Japanese Ginger: description and photo

Spruce camelina

The Japanese variety can be confused with spruce camelina, since both fungi can have a pinkish tint to the cap. But if you break the spruce tree in half, then both its pulp and milky juice will quickly turn green on the fault line, but this is not typical for the Japanese fungus.

Japanese Ginger: description and photo

oak mushroom

The oak mushroom has a similar structure and color, but it can be distinguished primarily by the milky juice. It is white in milk mushrooms, does not change color in the air, and the Japanese fungus releases rich red juice.

Japanese Ginger: description and photo

Of all the false twins of the Japanese fungus, the oak mushroom is the most dangerous. It belongs to the category of conditionally edible fungi, it cannot be consumed raw, the pulp must be soaked for a long time before processing. Otherwise, the bitter mushroom can provoke food poisoning.

Collection rules

Japanese camelina does not belong to the category of rare mushrooms, but not everyone can enjoy it. The distribution area of ​​uXNUMXbuXNUMXbthe fungus is rather narrow – it is found only in Japan and in the Primorsky Territory in Our Country, and grows exclusively near fir trees.

Japanese fungi begin to grow in July, but most of all they can be found in September and October. At the same time, the yield of fungi directly depends on how rainy the summer turned out to be; after heavy rainfall in July and August, especially a lot of mushrooms grow in coniferous and mixed forests.
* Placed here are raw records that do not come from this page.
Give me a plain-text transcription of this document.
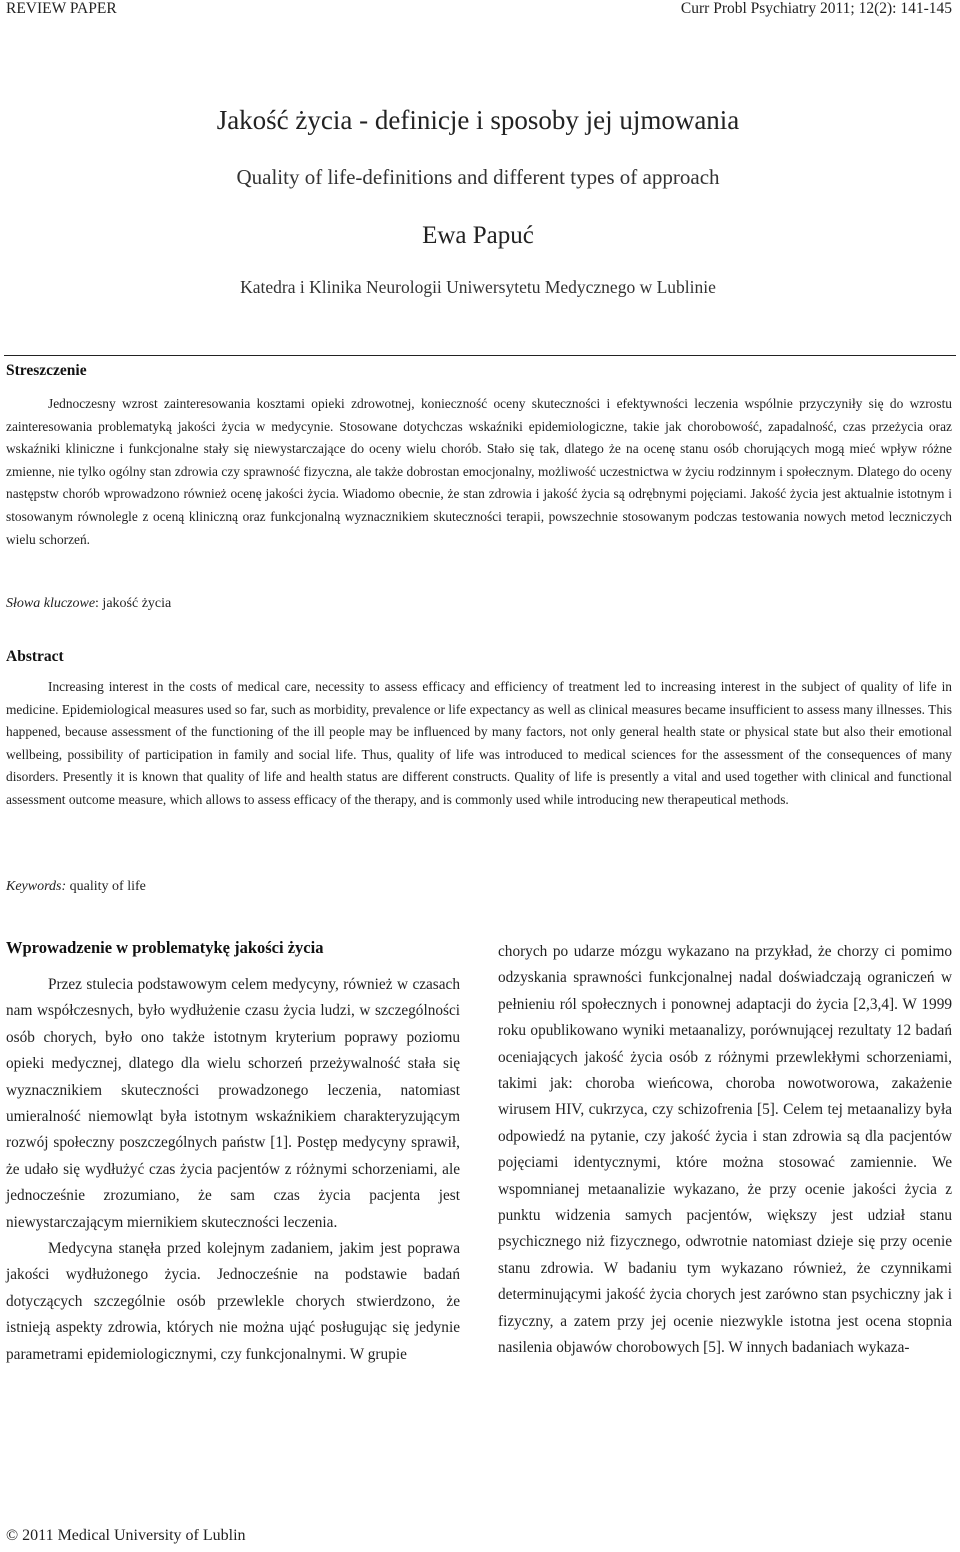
REVIEW PAPER	Curr Probl Psychiatry 2011; 12(2): 141-145
Jakość życia - definicje i sposoby jej ujmowania
Quality of life-definitions and different types of approach
Ewa Papuć
Katedra i Klinika Neurologii Uniwersytetu Medycznego w Lublinie
Streszczenie
Jednoczesny wzrost zainteresowania kosztami opieki zdrowotnej, konieczność oceny skuteczności i efektywności leczenia wspólnie przyczyniły się do wzrostu zainteresowania problematyką jakości życia w medycynie. Stosowane dotychczas wskaźniki epidemiologiczne, takie jak chorobowość, zapadalność, czas przeżycia oraz wskaźniki kliniczne i funkcjonalne stały się niewystarczające do oceny wielu chorób. Stało się tak, dlatego że na ocenę stanu osób chorujących mogą mieć wpływ różne zmienne, nie tylko ogólny stan zdrowia czy sprawność fizyczna, ale także dobrostan emocjonalny, możliwość uczestnictwa w życiu rodzinnym i społecznym. Dlatego do oceny następstw chorób wprowadzono również ocenę jakości życia. Wiadomo obecnie, że stan zdrowia i jakość życia są odrębnymi pojęciami. Jakość życia jest aktualnie istotnym i stosowanym równolegle z oceną kliniczną oraz funkcjonalną wyznacznikiem skuteczności terapii, powszechnie stosowanym podczas testowania nowych metod leczniczych wielu schorzeń.
Słowa kluczowe: jakość życia
Abstract
Increasing interest in the costs of medical care, necessity to assess efficacy and efficiency of treatment led to increasing interest in the subject of quality of life in medicine. Epidemiological measures used so far, such as morbidity, prevalence or life expectancy as well as clinical measures became insufficient to assess many illnesses. This happened, because assessment of the functioning of the ill people may be influenced by many factors, not only general health state or physical state but also their emotional wellbeing, possibility of participation in family and social life. Thus, quality of life was introduced to medical sciences for the assessment of the consequences of many disorders. Presently it is known that quality of life and health status are different constructs. Quality of life is presently a vital and used together with clinical and functional assessment outcome measure, which allows to assess efficacy of the therapy, and is commonly used while introducing new therapeutical methods.
Keywords: quality of life
Wprowadzenie w problematykę jakości życia

Przez stulecia podstawowym celem medycyny, również w czasach nam współczesnych, było wydłużenie czasu życia ludzi, w szczególności osób chorych, było ono także istotnym kryterium poprawy poziomu opieki medycznej, dlatego dla wielu schorzeń przeżywalność stała się wyznacznikiem skuteczności prowadzonego leczenia, natomiast umieralność niemowląt była istotnym wskaźnikiem charakteryzującym rozwój społeczny poszczególnych państw [1]. Postęp medycyny sprawił, że udało się wydłużyć czas życia pacjentów z różnymi schorzeniami, ale jednocześnie zrozumiano, że sam czas życia pacjenta jest niewystarczającym miernikiem skuteczności leczenia.

Medycyna stanęła przed kolejnym zadaniem, jakim jest poprawa jakości wydłużonego życia. Jednocześnie na podstawie badań dotyczących szczególnie osób przewlekle chorych stwierdzono, że istnieją aspekty zdrowia, których nie można ująć posługując się jedynie parametrami epidemiologicznymi, czy funkcjonalnymi. W grupie

chorych po udarze mózgu wykazano na przykład, że chorzy ci pomimo odzyskania sprawności funkcjonalnej nadal doświadczają ograniczeń w pełnieniu ról społecznych i ponownej adaptacji do życia [2,3,4]. W 1999 roku opublikowano wyniki metaanalizy, porównującej rezultaty 12 badań oceniających jakość życia osób z różnymi przewlekłymi schorzeniami, takimi jak: choroba wieńcowa, choroba nowotworowa, zakażenie wirusem HIV, cukrzyca, czy schizofrenia [5]. Celem tej metaanalizy była odpowiedź na pytanie, czy jakość życia i stan zdrowia są dla pacjentów pojęciami identycznymi, które można stosować zamiennie. We wspomnianej metaanalizie wykazano, że przy ocenie jakości życia z punktu widzenia samych pacjentów, większy jest udział stanu psychicznego niż fizycznego, odwrotnie natomiast dzieje się przy ocenie stanu zdrowia. W badaniu tym wykazano również, że czynnikami determinującymi jakość życia chorych jest zarówno stan psychiczny jak i fizyczny, a zatem przy jej ocenie niezwykle istotna jest ocena stopnia nasilenia objawów chorobowych [5]. W innych badaniach wykaza-

© 2011 Medical University of Lublin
When collecting Japanese mushrooms, you should follow the general rules. Fungi are collected in ecologically safe areas away from roads and industrial areas. They must be carefully unscrewed from the ground or cut with a knife; it is not worth pulling out the camelina along with the mycelium.

Advice! If one Japanese camelina was found in the grass, then you should carefully look around – the fungi usually grow in numerous groups and sometimes even form the so-called “witch’s circles”.

Use

You can process a Japanese mushroom in almost all existing ways, with the exception of drying. The mushroom can be salted and pickled, fried and stewed, boiled and used as a filling for pies and omelettes. Often the product is added to salads with vegetables and herbs – camelina gives them a very pleasant taste.

It is important to note that the fungus does not need pre-soaking. Before cooking, it is enough just to wash it properly to clean the hat and leg from adhering earth and forest debris.

Japanese Ginger: description and photo

Conclusion

Japanese camelina is a completely versatile, tasty and easy-to-prepare edible mushroom. Its only drawback can be considered a narrow distribution – in most of the territory of Our Country, it simply does not grow. However, residents of Primorye can collect this mushroom annually in large quantities.

Ginger how and where to quickly find in the forest.